Pernah nggak sih kamu lagi asik scrolling TikTok atau Instagram, terus tiba-tiba merasa ciut? Lihat teman seangkatan sudah beli mobil, ada yang posting foto nikah estetik, atau bahkan ada yang sudah jadi CEO di usia muda. Fenomena ini sering banget bikin kita kena mental dan merasa gagal sebelum berperang. Rasanya dunia berjalan cepat banget, sementara kita masih di sini-sini saja, berjuang dengan tugas kuliah atau kerjaan yang belum stabil. Perasaan takut tertinggal atau Fear of Missing Out (FOMO) ini kalau dibiarkan bisa bikin kita kehilangan rasa syukur dan fokus pada potensi diri sendiri.
Poin pertama yang harus kita pahami adalah setiap orang punya garis waktu atau timeline yang sudah diatur dengan sangat presisi oleh Allah. Jangan sampai standar sukses orang lain jadi beban yang menghancurkan mental health kamu. Ingat, ujian dan kemudahan itu datangnya sepaket. Saat kamu merasa sedang di titik terendah dan sulit melihat jalan keluar, kuatkan hati dengan janji Allah dalam Al-Quran:
فَإِنَّ مَعَ الْعُسْرِ يُسْرًا
Artinya: Karena sesungguhnya sesudah kesulitan itu ada kemudahan.

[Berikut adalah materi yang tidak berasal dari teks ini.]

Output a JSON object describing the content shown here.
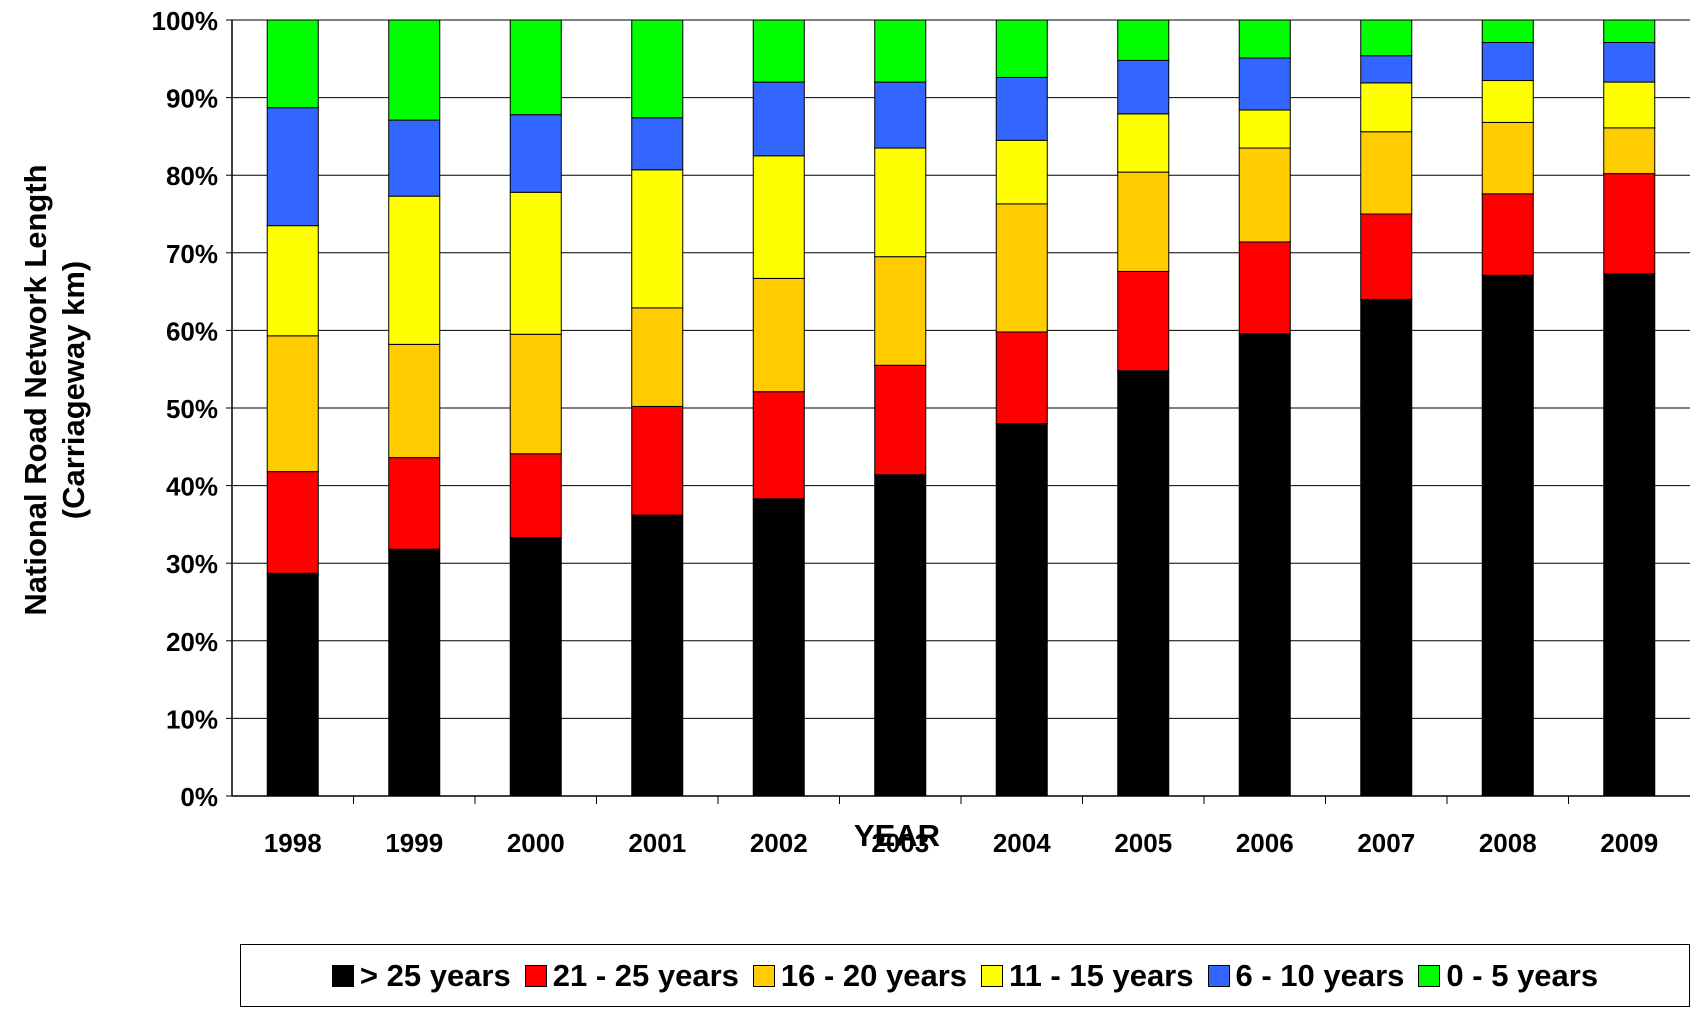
{
  "chart_data": {
    "type": "bar",
    "stacked": true,
    "categories": [
      "1998",
      "1999",
      "2000",
      "2001",
      "2002",
      "2003",
      "2004",
      "2005",
      "2006",
      "2007",
      "2008",
      "2009"
    ],
    "series": [
      {
        "name": "> 25 years",
        "color": "#000000",
        "values": [
          28.7,
          31.8,
          33.3,
          36.2,
          38.3,
          41.4,
          48.0,
          54.8,
          59.6,
          64.0,
          67.1,
          67.3
        ]
      },
      {
        "name": "21 - 25 years",
        "color": "#ff0000",
        "values": [
          13.1,
          11.8,
          10.8,
          14.0,
          13.8,
          14.1,
          11.8,
          12.8,
          11.8,
          11.0,
          10.5,
          12.9
        ]
      },
      {
        "name": "16 - 20 years",
        "color": "#ffcc00",
        "values": [
          17.5,
          14.6,
          15.4,
          12.7,
          14.6,
          14.0,
          16.5,
          12.8,
          12.1,
          10.6,
          9.2,
          5.9
        ]
      },
      {
        "name": "11 - 15 years",
        "color": "#ffff00",
        "values": [
          14.2,
          19.1,
          18.3,
          17.8,
          15.8,
          14.0,
          8.2,
          7.5,
          4.9,
          6.3,
          5.4,
          5.9
        ]
      },
      {
        "name": "6 - 10 years",
        "color": "#3366ff",
        "values": [
          15.2,
          9.8,
          10.0,
          6.7,
          9.5,
          8.5,
          8.1,
          6.9,
          6.7,
          3.5,
          4.9,
          5.1
        ]
      },
      {
        "name": "0 - 5 years",
        "color": "#00ff00",
        "values": [
          11.3,
          12.9,
          12.2,
          12.6,
          8.0,
          8.0,
          7.4,
          5.2,
          4.9,
          4.6,
          2.9,
          2.9
        ]
      }
    ],
    "ylim": [
      0,
      100
    ],
    "yticks": [
      "0%",
      "10%",
      "20%",
      "30%",
      "40%",
      "50%",
      "60%",
      "70%",
      "80%",
      "90%",
      "100%"
    ],
    "xlabel": "YEAR",
    "ylabel_line1": "National Road Network Length",
    "ylabel_line2": "(Carriageway km)",
    "grid": true,
    "legend": "bottom"
  }
}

Ayat ini adalah booster paling ampuh buat kita yang lagi merasa stuck. Kesulitan yang kamu alami sekarang bukan berarti akhir dari segalanya, melainkan proses pendewasaan. Jadi, jangan terlalu keras pada dirimu sendiri. Ambil jeda, tarik napas dalam-dalam, dan sadari bahwa progres sekecil apa pun tetaplah sebuah kemajuan yang layak diapresiasi.
Poin kedua adalah tentang penyerahan diri yang aktif atau tawakal. Di zaman yang serba kompetitif ini, kita sering merasa harus mengontrol segalanya. Padahal, ada hal-hal di luar kendali kita yang hanya bisa kita titipkan kepada Sang Pencipta. Ketika cemas mulai melanda karena masa depan yang belum pasti atau ekspektasi yang belum tercapai, cobalah untuk berbisik pada hati sendiri dengan kalimat yang penuh kekuatan ini:
حَسْبُنَا اللّٰهُ وَنِعْمَ الْوَكِيْلُ
Artinya: Cukuplah Allah bagi kami, dan Allah adalah sebaik-baik pelindung.

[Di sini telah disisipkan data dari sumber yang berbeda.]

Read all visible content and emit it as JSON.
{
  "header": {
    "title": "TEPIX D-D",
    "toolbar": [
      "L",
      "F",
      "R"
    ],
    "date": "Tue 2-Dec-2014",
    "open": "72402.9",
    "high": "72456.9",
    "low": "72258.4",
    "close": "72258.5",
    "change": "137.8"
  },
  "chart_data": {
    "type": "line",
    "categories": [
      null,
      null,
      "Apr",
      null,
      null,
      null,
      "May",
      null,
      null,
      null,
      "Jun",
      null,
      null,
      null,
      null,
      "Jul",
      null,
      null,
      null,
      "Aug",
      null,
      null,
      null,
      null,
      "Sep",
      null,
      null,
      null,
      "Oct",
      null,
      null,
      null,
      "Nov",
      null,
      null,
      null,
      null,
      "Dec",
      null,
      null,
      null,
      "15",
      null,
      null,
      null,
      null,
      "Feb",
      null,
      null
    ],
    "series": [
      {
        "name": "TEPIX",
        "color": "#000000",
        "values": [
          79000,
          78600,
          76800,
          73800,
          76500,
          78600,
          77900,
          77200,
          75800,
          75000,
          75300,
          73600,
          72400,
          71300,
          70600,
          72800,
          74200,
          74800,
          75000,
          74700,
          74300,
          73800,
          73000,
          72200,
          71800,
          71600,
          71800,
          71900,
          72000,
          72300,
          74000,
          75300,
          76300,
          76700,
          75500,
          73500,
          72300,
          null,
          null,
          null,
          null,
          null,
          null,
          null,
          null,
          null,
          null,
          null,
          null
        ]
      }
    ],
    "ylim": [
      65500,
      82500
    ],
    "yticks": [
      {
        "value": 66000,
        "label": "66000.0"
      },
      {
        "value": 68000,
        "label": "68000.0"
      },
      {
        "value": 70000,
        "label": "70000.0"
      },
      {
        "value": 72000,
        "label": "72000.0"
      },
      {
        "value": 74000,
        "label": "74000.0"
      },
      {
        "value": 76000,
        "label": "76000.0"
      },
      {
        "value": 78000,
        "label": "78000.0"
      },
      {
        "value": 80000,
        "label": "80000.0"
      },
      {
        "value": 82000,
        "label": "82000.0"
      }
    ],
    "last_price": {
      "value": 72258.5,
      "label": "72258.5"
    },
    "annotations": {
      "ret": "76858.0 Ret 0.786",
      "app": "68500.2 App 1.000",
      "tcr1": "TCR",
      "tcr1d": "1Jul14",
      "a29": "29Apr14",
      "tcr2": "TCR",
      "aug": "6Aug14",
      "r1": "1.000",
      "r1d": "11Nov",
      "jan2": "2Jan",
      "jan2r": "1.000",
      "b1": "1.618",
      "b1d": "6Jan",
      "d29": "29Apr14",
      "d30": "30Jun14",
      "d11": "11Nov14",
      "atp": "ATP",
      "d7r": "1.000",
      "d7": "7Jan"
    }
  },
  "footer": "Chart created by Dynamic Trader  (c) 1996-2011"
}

Dengan meyakini ini, beban di pundakmu akan terasa lebih ringan. Kamu tetap berusaha maksimal, tapi hasilnya kamu serahkan pada Allah. Ini adalah bentuk self-healing yang paling hakiki karena kamu melepaskan keterikatan pada validasi manusia dan beralih mencari ridha Tuhan. Tips praktis buat kamu: coba deh mulai rutin melakukan digital detox minimal satu jam sebelum tidur, ganti dengan journaling atau baca Al-Quran pelan-pelan. Fokuslah pada apa yang bisa kamu syukuri hari ini, bukan apa yang belum kamu miliki.